I have to start this by saying that I have never actually read a Stephen King book and I now know why this series was a poor place to start. I found myself with a surplus of time sitting around and access to a large library of audio books. Listening to the first 4 books was a pure delight, the story was interesting, the characters were unique. But like you may know, having never actually read any other of Mr. Kings books, perhaps I missed some clues to my upcoming disappointment. Something happened near the end of vol 5. `Wolves of the Calla` and my opinion of everything changed. One of the characters discovered a book by some yet unknown author named Stephen King, a book which depicted events of his life. There is only one direction a plot twist like this can take and it`s a steep downward spiral of vanity on the part of the author. Why do they do it, why do authors write themselves into their stories? I can only assume it`s vanity, or such supreme lack of inspiration that they desperately need something fill the pages, what better than details of where Mr. Kings wife takes the kids to camp in the summer. Can`t sell a book like that unless Rolland and Eddie Dean are involved somehow, the idea being that the impression these beloved characters take of Mr. Kings `modest` little ranch and of Mr. King himself will be remembered as fact. That he `Drank beer as if a man with a gift for doing so` or he was surrounded by `a kind of darkness` aura or ghost sitting on his shoulder, that his stories flow out of him from his navel.

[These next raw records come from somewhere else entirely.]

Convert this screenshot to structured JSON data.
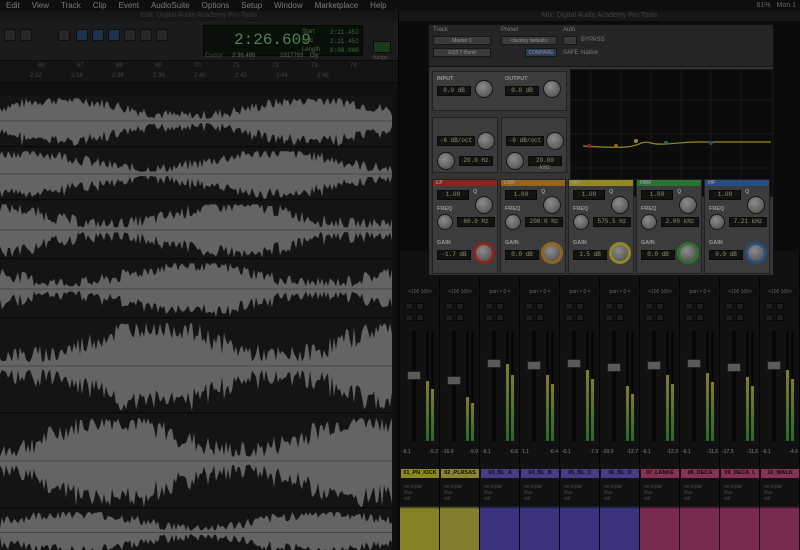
{
  "menu": {
    "items": [
      "Edit",
      "View",
      "Track",
      "Clip",
      "Event",
      "AudioSuite",
      "Options",
      "Setup",
      "Window",
      "Marketplace",
      "Help"
    ],
    "status_battery": "61%",
    "status_user": "Mon 1"
  },
  "edit_window": {
    "title": "Edit: Digital Audio Academy Pro Tools",
    "counter_main": "2:26.609",
    "counter_labels": [
      "Start",
      "End",
      "Length"
    ],
    "counter_values": [
      "2:21.452",
      "2:21.452",
      "0:00.000"
    ],
    "cursor_label": "Cursor",
    "cursor_value": "2:36.486",
    "dly_value": "2317793",
    "dly_label": "Dly",
    "nudge_label": "Nudge",
    "ruler_bars": [
      "66",
      "67",
      "68",
      "69",
      "70",
      "71",
      "72",
      "73",
      "74"
    ],
    "ruler_times": [
      "2:32",
      "2:34",
      "2:36",
      "2:38",
      "2:40",
      "2:42",
      "2:44",
      "2:46"
    ]
  },
  "mix_window": {
    "title": "Mix: Digital Audio Academy Pro Tools",
    "strips": [
      {
        "name": "01_PN_KICK",
        "color": "#d6d635",
        "val_l": "-9.1",
        "val_r": "-5.2",
        "bottom": "#cdc73d"
      },
      {
        "name": "02_PLRSAS",
        "color": "#d6cf45",
        "val_l": "-16.0",
        "val_r": "-9.9",
        "bottom": "#c8c348"
      },
      {
        "name": "03_BL_A",
        "color": "#6e5fd0",
        "val_l": "-5.1",
        "val_r": "-6.6",
        "bottom": "#5b4fc4"
      },
      {
        "name": "04_BL_B",
        "color": "#6e5fd0",
        "val_l": "1.1",
        "val_r": "-6.4",
        "bottom": "#5b4fc4"
      },
      {
        "name": "05_BL_C",
        "color": "#6e5fd0",
        "val_l": "-0.1",
        "val_r": "-7.3",
        "bottom": "#5b4fc4"
      },
      {
        "name": "06_BL_D",
        "color": "#6e5fd0",
        "val_l": "-20.0",
        "val_r": "-12.7",
        "bottom": "#5b4fc4"
      },
      {
        "name": "07_LANKE",
        "color": "#d04c83",
        "val_l": "-6.1",
        "val_r": "-12.3",
        "bottom": "#b94276"
      },
      {
        "name": "08_DECA",
        "color": "#d04c83",
        "val_l": "-6.1",
        "val_r": "-11.6",
        "bottom": "#b94276"
      },
      {
        "name": "09_DECA_L",
        "color": "#d04c83",
        "val_l": "-17.3",
        "val_r": "-11.6",
        "bottom": "#b94276"
      },
      {
        "name": "10_WALK",
        "color": "#d04c83",
        "val_l": "-6.1",
        "val_r": "-4.6",
        "bottom": "#b94276"
      }
    ],
    "pan_labels": [
      "<100 100>",
      "<100 100>",
      "pan > 0 <",
      "pan > 0 <",
      "pan > 0 <",
      "pan > 0 <",
      "<100 100>",
      "pan > 0 <",
      "<100 100>",
      "<100 100>"
    ],
    "io_label": "no input",
    "io_out": "Bus",
    "vol_label": "vol",
    "fader_levels": [
      0.6,
      0.55,
      0.72,
      0.7,
      0.72,
      0.68,
      0.7,
      0.72,
      0.68,
      0.7
    ],
    "meter_levels": [
      0.55,
      0.4,
      0.7,
      0.6,
      0.65,
      0.5,
      0.6,
      0.62,
      0.58,
      0.65
    ]
  },
  "plugin": {
    "track_label": "Track",
    "preset_label": "Preset",
    "auto_label": "Auto",
    "track_name": "Master 1",
    "preset_name": "<factory default>",
    "insert_name": "EQ3 7-Band",
    "compare_label": "COMPARE",
    "bypass_label": "BYPASS",
    "safe_label": "SAFE",
    "native_label": "Native",
    "input_label": "INPUT",
    "output_label": "OUTPUT",
    "input_value": "0.0 dB",
    "output_value": "0.0 dB",
    "hpf_value": "-6 dB/oct",
    "hpf_freq": "20.0 Hz",
    "lpf_value": "-6 dB/oct",
    "lpf_freq": "20.00 kHz",
    "bands": [
      {
        "label": "LF",
        "color": "#d33a2c",
        "q": "1.00",
        "freq": "60.0 Hz",
        "gain": "-1.7 dB"
      },
      {
        "label": "LMF",
        "color": "#e79a2a",
        "q": "1.00",
        "freq": "200.0 Hz",
        "gain": "0.0 dB"
      },
      {
        "label": "MF",
        "color": "#e6cf39",
        "q": "1.00",
        "freq": "575.5 Hz",
        "gain": "1.5 dB"
      },
      {
        "label": "HMF",
        "color": "#45b049",
        "q": "1.00",
        "freq": "2.00 kHz",
        "gain": "0.0 dB"
      },
      {
        "label": "HF",
        "color": "#3e79c7",
        "q": "1.00",
        "freq": "7.21 kHz",
        "gain": "0.0 dB"
      }
    ],
    "freq_label": "FREQ",
    "gain_label": "GAIN",
    "q_label": "Q"
  }
}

Unlike the other books in this series, vol. 6 was obviously the book that should`t have been. It was far shorter than the others and just seemed jammed full of filler. Near the end of vol. 5 I started to notice a pattern of narration which was annoying, it became doubly so throughout the `Songs of Susannah` because like the book also says time and time again `once it was seen, it cannot be unseen`. I noticed at least once per chapter one of the characters would think to themselves about some unanswered question and then remind us that the answer to that question was still, in fact, unanswered. E.g. `Michael wondered if it was actually the flying spaghetti monster in the room at the top of the dark tower, but of this, Michael was not certain`. When I started to notice this I remembered that perhaps the most common line that Rolland ever spoke was `I don`t know` because it seemed other characters are constantly asking him unanswered questions.
More filler, between each chapter was a stanza or verse which was suppose to be a sung in the Calla from the previous book at festivals or town parties. They came off sounding stupid and unlike things that people would be singing to one another in the first place.
This book just generally seemed like filler and made me worried for how the whole series is going to end. Instead of listening to a Audiobook, I'm actually going to take the time to read book 7, I hope I wont be disappointed.